International prosecutor Andrew Cayley says the Khmer Rouge sent so-called "bad elements" from its own military to undergo punishment labor at Kampong Chhnang airfield. By 1977 an estimated 10,000 people were toiling at the 300-hectare site. Many were injured or killed during the construction process. Others died of exhaustion or starvation.

China's support for the Khmer Rouge

Youk Chhang is the director of the Documentation Center of Cambodia, or DC-Cam, an organization based in Phnom Penh that has researched the crimes of the Khmer Rouge era. He says the airfield reveals the extent of China’s unyielding support for the Khmer Rouge. Based on documents, Youk Chhang says China was “everywhere - from the adviser level to training operations guards at S-21 to arresting suspects or ‘enemies of the revolution.’” He points out that the airport was one of the sites where the Chinese wanted to help build in order to provide military assistance to the Khmer Rouge.

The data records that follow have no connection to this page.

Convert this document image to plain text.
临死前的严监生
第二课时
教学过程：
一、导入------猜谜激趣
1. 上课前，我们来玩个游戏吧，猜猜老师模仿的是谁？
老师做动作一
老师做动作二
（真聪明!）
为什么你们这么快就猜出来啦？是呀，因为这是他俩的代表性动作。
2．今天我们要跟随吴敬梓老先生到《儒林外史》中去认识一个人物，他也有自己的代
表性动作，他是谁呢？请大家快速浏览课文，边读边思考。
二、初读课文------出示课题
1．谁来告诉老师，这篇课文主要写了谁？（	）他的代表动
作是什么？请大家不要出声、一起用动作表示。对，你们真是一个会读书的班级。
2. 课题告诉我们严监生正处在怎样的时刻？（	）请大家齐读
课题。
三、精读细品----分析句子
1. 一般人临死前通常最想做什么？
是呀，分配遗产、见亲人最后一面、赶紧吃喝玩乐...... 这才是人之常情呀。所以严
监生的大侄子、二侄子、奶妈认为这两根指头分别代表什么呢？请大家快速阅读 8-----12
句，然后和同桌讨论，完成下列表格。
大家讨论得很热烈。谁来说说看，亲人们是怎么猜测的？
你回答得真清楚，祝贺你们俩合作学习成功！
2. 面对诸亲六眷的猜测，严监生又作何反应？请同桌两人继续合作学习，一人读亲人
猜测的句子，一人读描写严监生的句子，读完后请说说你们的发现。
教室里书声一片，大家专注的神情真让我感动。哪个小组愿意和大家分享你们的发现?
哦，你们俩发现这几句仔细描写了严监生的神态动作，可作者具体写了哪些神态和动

Kaing Guek Eav (Duch) ran a top secret detention center for the worst "enemies" of the state
Kaing Guek Eav (Duch) ran a top secret detention center for the worst "enemies" of the stateImage: AP

Last year the court completed its first case when it sentenced former Security Chief Kaing Guek Eav, known as Duch, to 30 years for war crimes and crimes against humanity. As head of the Tuol Sleng Prison, Duch was an implementer of policy, but the elderly defendants in Case Two are accused of devising the policies that took such a terrible toll. Between 1.7 million and 2.2 million people are thought to have died in less than four years of Khmer Rouge rule.

DC-Cam’s Youk Chhang says Case Two represents a chance for ordinary people to hear their former leaders explain what happened in those dark years. This abandoned airfield in central Cambodia will play its part in revealing some of those truths.